Two independent aerial surveys using unique measurement technologies were performed to quantify oil and gas methane emissions in Alberta during 2021. The primary, source-resolved survey deployed Bridger Photonics Inc.’s Gas Mapping LiDAR (GML) technology16,17 to complete high spatial resolution (~1–2 m) measurements of upstream oil and gas facilities and wells (i.e., sites) within five representative sub-regions of Alberta as detailed below. This survey was led by the Energy and Emissions Research Laboratory (EERL) and was specifically designed to enable creation of a hybrid, source-resolved, measurement-based methane inventory for Alberta following the detailed methodology described by Johnson et al.20. A parallel region-level survey, led by the Environmental Defense Fund (EDF), deployed an aircraft from Scientific Aviation to complete aerial mass-balance flights21 around nine geographically distinct conventional oil and gas production regions within Alberta. These flights enabled an independent estimate of total methane emissions for comparison with the total obtained from the source-resolved inventory. Finally, a third independent total emissions estimate for comparison was derived from the satellite measurements of Shen et al.22 as further detailed below.

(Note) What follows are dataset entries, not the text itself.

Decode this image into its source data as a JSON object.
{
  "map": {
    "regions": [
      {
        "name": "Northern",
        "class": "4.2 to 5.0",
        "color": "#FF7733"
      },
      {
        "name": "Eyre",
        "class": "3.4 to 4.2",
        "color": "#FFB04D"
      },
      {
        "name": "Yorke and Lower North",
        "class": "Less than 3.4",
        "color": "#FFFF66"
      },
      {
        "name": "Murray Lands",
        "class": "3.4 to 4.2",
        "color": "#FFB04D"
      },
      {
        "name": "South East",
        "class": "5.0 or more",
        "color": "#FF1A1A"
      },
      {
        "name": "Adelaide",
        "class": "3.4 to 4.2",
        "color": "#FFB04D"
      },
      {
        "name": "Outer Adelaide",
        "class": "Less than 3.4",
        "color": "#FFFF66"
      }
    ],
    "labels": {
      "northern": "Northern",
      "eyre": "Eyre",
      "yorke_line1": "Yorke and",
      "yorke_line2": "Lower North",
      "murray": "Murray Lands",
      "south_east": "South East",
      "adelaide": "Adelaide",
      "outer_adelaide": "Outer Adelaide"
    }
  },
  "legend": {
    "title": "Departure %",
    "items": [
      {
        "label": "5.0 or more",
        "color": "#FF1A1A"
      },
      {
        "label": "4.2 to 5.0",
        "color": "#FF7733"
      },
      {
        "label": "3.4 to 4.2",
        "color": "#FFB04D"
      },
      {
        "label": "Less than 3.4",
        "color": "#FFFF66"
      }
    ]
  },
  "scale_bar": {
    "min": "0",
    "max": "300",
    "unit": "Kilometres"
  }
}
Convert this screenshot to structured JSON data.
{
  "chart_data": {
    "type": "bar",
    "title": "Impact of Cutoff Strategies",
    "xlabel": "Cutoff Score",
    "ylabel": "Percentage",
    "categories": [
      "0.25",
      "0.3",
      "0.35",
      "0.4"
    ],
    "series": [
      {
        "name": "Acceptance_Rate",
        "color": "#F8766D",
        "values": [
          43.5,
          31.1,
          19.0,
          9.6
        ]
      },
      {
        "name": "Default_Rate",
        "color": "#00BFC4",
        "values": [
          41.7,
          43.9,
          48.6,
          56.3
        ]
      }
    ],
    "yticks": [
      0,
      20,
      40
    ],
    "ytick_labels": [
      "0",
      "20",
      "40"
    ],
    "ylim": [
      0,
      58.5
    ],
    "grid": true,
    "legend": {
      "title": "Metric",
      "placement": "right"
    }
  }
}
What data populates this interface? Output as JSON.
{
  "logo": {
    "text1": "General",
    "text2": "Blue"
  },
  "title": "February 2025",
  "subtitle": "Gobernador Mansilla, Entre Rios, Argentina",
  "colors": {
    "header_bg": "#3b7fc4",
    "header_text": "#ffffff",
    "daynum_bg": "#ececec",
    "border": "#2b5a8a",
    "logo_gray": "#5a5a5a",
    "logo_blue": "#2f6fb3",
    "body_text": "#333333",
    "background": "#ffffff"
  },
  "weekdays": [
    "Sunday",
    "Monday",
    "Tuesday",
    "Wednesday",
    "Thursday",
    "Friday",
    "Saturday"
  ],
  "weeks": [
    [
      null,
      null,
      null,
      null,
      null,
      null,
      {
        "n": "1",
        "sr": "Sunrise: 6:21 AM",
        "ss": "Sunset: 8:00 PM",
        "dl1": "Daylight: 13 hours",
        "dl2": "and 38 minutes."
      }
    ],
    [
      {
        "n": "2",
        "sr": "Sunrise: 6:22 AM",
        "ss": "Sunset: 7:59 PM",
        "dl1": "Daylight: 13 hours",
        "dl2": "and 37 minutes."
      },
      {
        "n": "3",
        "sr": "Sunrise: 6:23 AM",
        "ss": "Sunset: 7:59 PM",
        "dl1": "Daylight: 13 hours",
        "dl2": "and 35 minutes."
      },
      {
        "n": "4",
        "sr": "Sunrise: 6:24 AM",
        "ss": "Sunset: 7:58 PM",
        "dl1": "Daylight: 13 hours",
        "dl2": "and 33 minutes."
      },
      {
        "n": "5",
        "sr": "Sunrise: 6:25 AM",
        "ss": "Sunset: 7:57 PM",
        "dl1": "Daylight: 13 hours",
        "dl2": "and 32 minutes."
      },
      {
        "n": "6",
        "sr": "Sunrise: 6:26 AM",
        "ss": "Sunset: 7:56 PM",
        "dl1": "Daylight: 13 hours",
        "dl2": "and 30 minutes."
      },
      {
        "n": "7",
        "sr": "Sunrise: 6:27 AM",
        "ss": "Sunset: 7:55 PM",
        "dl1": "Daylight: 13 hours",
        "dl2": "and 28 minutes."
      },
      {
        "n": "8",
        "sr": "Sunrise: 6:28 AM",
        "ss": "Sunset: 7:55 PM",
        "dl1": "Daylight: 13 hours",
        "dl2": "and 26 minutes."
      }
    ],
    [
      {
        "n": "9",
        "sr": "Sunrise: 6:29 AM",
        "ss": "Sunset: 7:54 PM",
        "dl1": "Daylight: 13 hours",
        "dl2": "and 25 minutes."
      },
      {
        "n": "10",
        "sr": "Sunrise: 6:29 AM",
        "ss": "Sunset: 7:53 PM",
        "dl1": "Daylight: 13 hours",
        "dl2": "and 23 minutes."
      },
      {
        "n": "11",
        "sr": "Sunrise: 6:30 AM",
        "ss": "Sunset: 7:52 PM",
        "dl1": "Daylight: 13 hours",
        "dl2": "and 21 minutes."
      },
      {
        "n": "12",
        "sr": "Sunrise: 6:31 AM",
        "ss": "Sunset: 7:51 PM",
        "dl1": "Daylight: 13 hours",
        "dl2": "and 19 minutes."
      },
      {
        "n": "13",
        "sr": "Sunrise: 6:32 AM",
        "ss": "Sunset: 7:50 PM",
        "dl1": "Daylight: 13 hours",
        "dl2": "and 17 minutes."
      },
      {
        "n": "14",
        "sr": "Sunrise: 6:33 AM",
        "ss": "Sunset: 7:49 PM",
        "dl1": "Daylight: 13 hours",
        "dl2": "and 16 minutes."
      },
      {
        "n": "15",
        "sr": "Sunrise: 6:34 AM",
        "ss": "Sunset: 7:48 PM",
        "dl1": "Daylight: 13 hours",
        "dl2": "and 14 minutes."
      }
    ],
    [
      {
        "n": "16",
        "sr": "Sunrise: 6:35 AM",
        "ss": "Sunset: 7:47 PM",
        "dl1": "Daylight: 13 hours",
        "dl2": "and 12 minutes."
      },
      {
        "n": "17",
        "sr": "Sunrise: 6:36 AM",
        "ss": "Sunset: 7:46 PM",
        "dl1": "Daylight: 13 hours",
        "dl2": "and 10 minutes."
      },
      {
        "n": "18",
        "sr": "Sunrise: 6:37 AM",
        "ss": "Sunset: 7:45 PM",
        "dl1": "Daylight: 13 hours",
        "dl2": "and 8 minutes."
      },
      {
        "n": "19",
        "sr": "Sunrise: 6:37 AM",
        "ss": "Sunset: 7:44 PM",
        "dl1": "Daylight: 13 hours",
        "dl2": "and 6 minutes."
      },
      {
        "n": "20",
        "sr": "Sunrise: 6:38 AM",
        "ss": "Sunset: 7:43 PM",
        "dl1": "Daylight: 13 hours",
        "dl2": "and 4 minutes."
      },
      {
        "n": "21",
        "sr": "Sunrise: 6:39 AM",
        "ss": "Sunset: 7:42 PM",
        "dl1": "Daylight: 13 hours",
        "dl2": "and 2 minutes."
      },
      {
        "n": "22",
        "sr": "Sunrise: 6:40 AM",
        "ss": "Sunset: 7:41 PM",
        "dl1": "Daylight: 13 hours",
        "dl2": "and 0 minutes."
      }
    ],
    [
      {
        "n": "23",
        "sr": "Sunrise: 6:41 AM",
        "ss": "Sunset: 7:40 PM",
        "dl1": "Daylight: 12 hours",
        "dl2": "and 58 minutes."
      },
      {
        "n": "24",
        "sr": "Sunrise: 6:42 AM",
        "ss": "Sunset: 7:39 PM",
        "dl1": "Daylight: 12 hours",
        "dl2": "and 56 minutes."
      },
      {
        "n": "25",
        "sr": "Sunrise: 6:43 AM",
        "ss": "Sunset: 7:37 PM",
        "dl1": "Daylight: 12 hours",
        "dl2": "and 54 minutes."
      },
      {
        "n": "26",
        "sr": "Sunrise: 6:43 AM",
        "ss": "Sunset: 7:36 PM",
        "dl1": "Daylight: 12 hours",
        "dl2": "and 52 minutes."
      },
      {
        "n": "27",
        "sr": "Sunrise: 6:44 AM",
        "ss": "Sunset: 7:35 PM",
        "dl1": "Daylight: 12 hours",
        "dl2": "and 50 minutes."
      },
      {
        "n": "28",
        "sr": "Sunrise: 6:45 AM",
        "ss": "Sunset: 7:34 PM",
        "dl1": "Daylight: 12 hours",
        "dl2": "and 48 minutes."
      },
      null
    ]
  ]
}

Figure 1 shows a map of Alberta identifying all facilities and wells that were active during one or more months of the survey period, September–November 2021. Facilities and wells were deemed active based on volumetric reporting in the public Petrinex database24 (see online supplementary information (SI) for further details and ref. 25 for a glossary of oil and gas terminology) and are coloured according to their inclusion in the source-resolved survey as summarized in the legend. Blue and dashed red polygons in the figure represent the five and nine regions surveyed by Bridger Photonics and Scientific Aviation, respectively. As further described in the Methods section below and in Section S1 of the SI, the facilities and wells within these regions encompassed the diversity of upstream conventional oil and gas activities in Alberta, while excluding “unconventional” mined and in situ oil sands, which were not considered.